On a completely unrelated note, catch me on Tucker tonight where I’ll be talking about the MSDNC coup against our duly elected POTUS. https://t.co/SE1RcK9For— Glem (I Do *NOT* Support Trump) (@GlemGreenwald) November 21, 2019
…Abigail in comments:
To repeat myself from yesterday: this is far from the end of the story. There are still a variety of legal tricks that could allow Netanyahu to either receive immunity from prosecution or delay any progress with this prosecution for months.

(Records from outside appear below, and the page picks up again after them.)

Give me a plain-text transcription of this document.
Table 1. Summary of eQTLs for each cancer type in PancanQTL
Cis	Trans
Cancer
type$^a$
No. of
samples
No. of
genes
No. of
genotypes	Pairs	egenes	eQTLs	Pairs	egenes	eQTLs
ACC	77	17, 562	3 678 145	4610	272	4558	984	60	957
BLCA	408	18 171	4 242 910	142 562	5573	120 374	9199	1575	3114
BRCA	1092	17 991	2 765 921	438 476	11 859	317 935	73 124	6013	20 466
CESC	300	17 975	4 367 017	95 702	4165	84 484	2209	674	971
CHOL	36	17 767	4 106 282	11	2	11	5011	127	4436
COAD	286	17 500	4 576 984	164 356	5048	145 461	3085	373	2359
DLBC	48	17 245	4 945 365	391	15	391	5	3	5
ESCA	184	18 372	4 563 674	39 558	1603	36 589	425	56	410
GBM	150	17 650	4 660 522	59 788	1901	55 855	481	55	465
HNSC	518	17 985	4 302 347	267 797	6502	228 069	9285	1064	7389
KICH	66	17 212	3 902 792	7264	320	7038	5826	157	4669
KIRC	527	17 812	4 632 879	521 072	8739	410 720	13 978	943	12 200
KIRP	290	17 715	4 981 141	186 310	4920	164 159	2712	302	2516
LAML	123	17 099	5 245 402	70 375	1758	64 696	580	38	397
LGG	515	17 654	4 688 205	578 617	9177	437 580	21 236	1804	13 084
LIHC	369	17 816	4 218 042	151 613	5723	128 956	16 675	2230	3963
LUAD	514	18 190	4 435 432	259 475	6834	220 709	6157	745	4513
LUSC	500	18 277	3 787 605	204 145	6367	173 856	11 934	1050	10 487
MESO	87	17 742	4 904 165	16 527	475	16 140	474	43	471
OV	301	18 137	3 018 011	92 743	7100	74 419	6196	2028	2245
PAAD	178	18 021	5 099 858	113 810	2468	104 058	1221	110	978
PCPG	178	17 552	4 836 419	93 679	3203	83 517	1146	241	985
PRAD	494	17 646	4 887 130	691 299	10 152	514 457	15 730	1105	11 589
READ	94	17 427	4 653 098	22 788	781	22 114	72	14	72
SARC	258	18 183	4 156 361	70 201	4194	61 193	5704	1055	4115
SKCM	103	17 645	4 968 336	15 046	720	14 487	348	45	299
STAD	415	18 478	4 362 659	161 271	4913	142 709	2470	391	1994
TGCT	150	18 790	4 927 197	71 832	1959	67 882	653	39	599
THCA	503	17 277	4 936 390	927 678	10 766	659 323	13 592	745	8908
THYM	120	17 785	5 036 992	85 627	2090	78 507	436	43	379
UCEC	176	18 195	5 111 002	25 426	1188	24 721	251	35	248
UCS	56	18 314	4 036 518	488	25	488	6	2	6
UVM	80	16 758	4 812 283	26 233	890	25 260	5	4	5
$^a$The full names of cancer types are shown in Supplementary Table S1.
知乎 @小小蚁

That’s been his game since the entire process began several years ago, and he’s been aided in it by Mandelblit, who clearly didn’t want to be the guy who handed down an indictment against a Likud prime minister, but wasn’t sufficiently in the cult to ignore the overwhelming evidence in front of him.
And then, of course, there’s the question of the (lack of) government, and the possibility of another election. A great depends on how the polls shake out in the next few days. If enough people in Likud become convinced that Bibi will be a millstone around their neck in the next election, they might dump him and agree to a unity government with Gantz. But they’ve remained good little cultists until now, so it’s hard to hope for a sudden blast of sanity.